Here is the definition given in the article "Java Multithreading" on the site http://alfalavista.ru.

Defining a variable with the keyword volatile means that the value of this variable can be changed by other threads. To to understand what volatile does, it is useful to understand how threads handle normal variables.

For performance reasons, the Java language specification allows the JRE to store a local copy of a variable for each flow rate, which refers to it. Such" local " copies of variables resemble a cache and help the thread avoid accessing the main memory. each time you want to get the value of a variable. At startup two threads, one of them reads the variable A as 5, and the second reads it as 10. If the value of variable A has changed from 5 to 10, the first thread will not know about the change and will store the wrong value of A. But if the variable A is marked as volatile, then when would the thread not read the value of A, it will access the master copy of A and read its current value. A local stream cache makes sense if variables in your applications will not be changed from the outside.

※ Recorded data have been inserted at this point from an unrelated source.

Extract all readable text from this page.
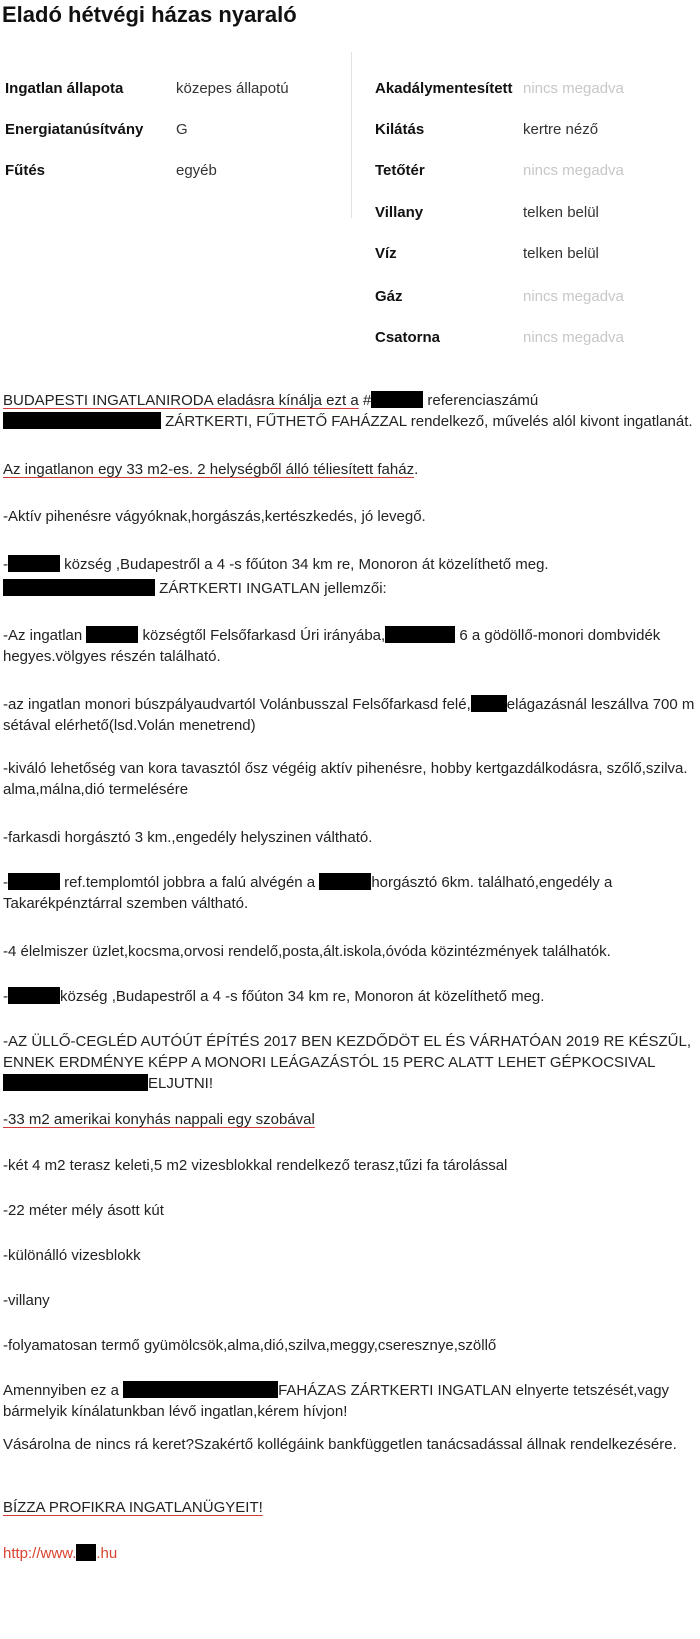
Eladó hétvégi házas nyaraló
Ingatlan állapota	közepes állapotú
Energiatanúsítvány G
Fűtés	egyéb
Akadálymentesített nincs megadva
Kilátás	kertre néző
Tetőtér	nincs megadva
Villany	telken belül
Víz	telken belül
Gáz	nincs megadva
Csatorna	nincs megadva
BUDAPESTI INGATLANIRODA eladásra kínálja ezt a #	referenciaszámú
ZÁRTKERTI, FŰTHETŐ FAHÁZZAL rendelkező, művelés alól kivont ingatlanát.
Az ingatlanon egy 33 m2-es. 2 helységből álló téliesített faház.
-Aktív pihenésre vágyóknak,horgászás,kertészkedés, jó levegő.
-	község ,Budapestről a 4 -s főúton 34 km re, Monoron át közelíthető meg.
ZÁRTKERTI INGATLAN jellemzői:
-Az ingatlan	községtől Felsőfarkasd Úri irányába,	6 a gödöllő-monori dombvidék hegyes.völgyes részén található.
-az ingatlan monori búszpályaudvartól Volánbusszal Felsőfarkasd felé, elágazásnál leszállva 700 m sétával elérhető(lsd.Volán menetrend)
-kiváló lehetőség van kora tavasztól ősz végéig aktív pihenésre, hobby kertgazdálkodásra, szőlő,szilva. alma,málna,dió termelésére
-farkasdi horgásztó 3 km.,engedély helyszinen váltható.
-	ref.templomtól jobbra a falú alvégén a	horgásztó 6km. található,engedély a Takarékpénztárral szemben váltható.
-4 élelmiszer üzlet,kocsma,orvosi rendelő,posta,ált.iskola,óvóda közintézmények találhatók.
-	község ,Budapestről a 4 -s főúton 34 km re, Monoron át közelíthető meg.
-AZ ÜLLŐ-CEGLÉD AUTÓÚT ÉPÍTÉS 2017 BEN KEZDŐDÖT EL ÉS VÁRHATÓAN 2019 RE KÉSZŰL, ENNEK ERDMÉNYE KÉPP A MONORI LEÁGAZÁSTÓL 15 PERC ALATT LEHET GÉPKOCSIVAL
ELJUTNI!
-33 m2 amerikai konyhás nappali egy szobával
-két 4 m2 terasz keleti,5 m2 vizesblokkal rendelkező terasz,tűzi fa tárolással
-22 méter mély ásott kút
-különálló vizesblokk
-villany
-folyamatosan termő gyümölcsök,alma,dió,szilva,meggy,cseresznye,szöllő
Amennyiben ez a	FAHÁZAS ZÁRTKERTI INGATLAN elnyerte tetszését,vagy bármelyik kínálatunkban lévő ingatlan,kérem hívjon!
Vásárolna de nincs rá keret?Szakértő kollégáink bankfüggetlen tanácsadással állnak rendelkezésére.
BÍZZA PROFIKRA INGATLANÜGYEIT!
http://www. .hu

If a variable is declared as volatile, it means that it can be changed by different threads. It is natural to expect that the JRE will provide some form of synchronization of such volatile variables. The JRE does implicitly provide synchronization when accessing volatile variables, but with one very big caveat: reading a volatile variable and writing to a volatile variable are synchronized, but non ― atomic operations are not.

 14
Author: tarasula, 2015-08-16 20:44:32

For object references, you don't need to write volatile. Am I right?

For example, when we use the Singleton pattern in a multithreaded application where we apply synchronization and want synchronization to occur only once when initializing an object, and not every time we call getInstance (), then we use the volatile modifier for the object reference:

public class Singleton {
    private static volatile Singleton instance;
    private Singleton(){
    }
    public static Singleton getInstance() {
        if (instance == null) {
            synchronized(Singleton.class) {
                if (instance == null)
                    instance = new Singleton();
            }
        }
        return instance;
    }
}
 4
Author: Eugene Goliuk, 2016-04-06 06:17:02

volatile - literally means volatile, fickle, changeable

In the context of programming, this means that the value of a variable can change unexpectedly, so you should not rely on the values of this variable, for example, if the code says:

private volatile int i;
// через некоторое время
i=0;
while(i < 10) {
  //blah-blah
  i++;
}

This does not mean that the loop will end exactly after 10 steps...

It may well happen that during the execution of the loop, the value of the volatile variable will be unexpected change (or may not change) ...

 4
Author: Barmaley, 2017-01-13 06:02:49

Volatile-tells the thread that the variable can change, and informs the thread to refer to the latest version, not the hashed copy, and distribute the changes in a timely manner.

A "volatile" data member informs a thread, both to get the latest value for the variable (instead of using a cached copy) and to write all updates to the variable as they occur.